Wang menjelaskan kamera merekam seberapa banyak darah menyerap cahaya dari lampu kilat di masing-masing tiga saluran warna yang diukur, yaitu merah, hijau, dan biru. Hasil pengukuran ini kemudian dimasukkan dalam model pembelajaran mendalam (deep learning model).

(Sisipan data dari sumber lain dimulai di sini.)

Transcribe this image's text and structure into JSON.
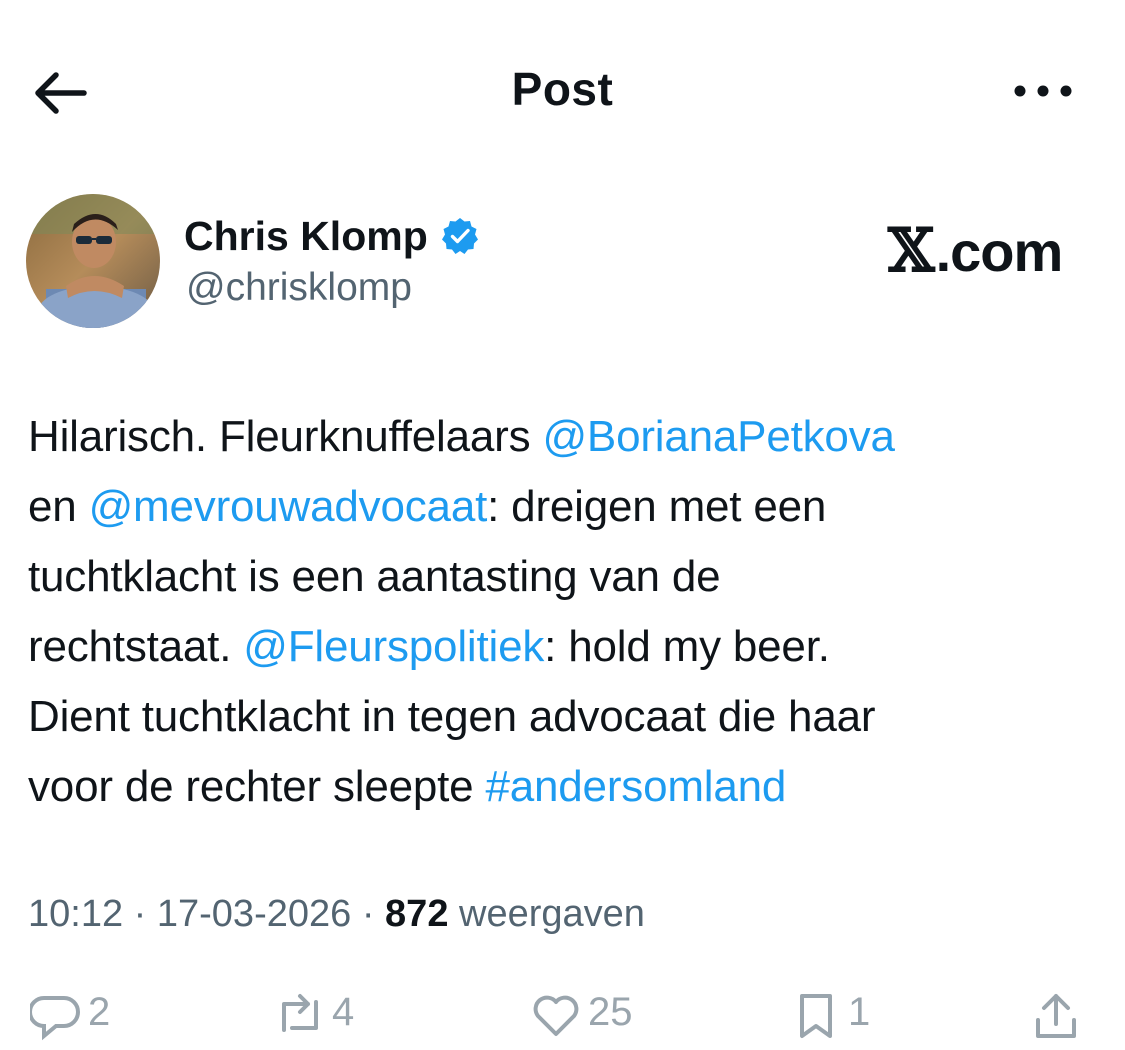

Para peneliti menggunakan data dari empat peserta untuk melatih algoritma pembelajaran mendalam untuk mengeluarkan kadar oksigen darah. Sisa data digunakan untuk memvalidasi metode dan kemudian mengujinya untuk melihat seberapa baik kinerjanya pada subyek baru.
Kelemahan
Meski hasilnya menggembirakan, ada sejumlah kekurangan dan kelemahan dalam riset ini yang diakui peneliti. ”Lampu smartphone bisa tersebar oleh semua komponen lain di jari Anda, yang berarti ada banyak gangguan (noise) dalam data yang kami lihat,” kata tim penulis Varun Viswanath, alumnus UW dan mahasiswa doktoral di UC San Diego.
Tim berharap dapat melanjutkan penelitian ini dengan menguji algoritma pada lebih banyak orang/peserta uji. Ia mengemukakan satu dari enam peserta uji memiliki kapalan (kulit menebal) di jari-jarinya. Hal ini mempersulit algoritma dalam menentukan kadar oksigennya.
”Jika kami memperluas penelitian ini ke lebih banyak subyek, kami kemungkinan akan melihat lebih banyak orang dengan kapalan dan lebih banyak orang dengan warna kulit berbeda. Kemudian, kami berpotensi memiliki algoritme dengan kompleksitas yang cukup untuk dapat memodelkan semua perbedaan ini dengan lebih baik,” tutur Hoffman.
Namun, kata para peneliti, riset ini langkah awal yang baik untuk mengembangkan perangkat biomedis yang dibantu oleh pembelajaran mesin. Para peneliti telah mengajukan paten yang mencakup sistem dan metode untuk klasifikasi saturasi oksigen menggunakan ponsel.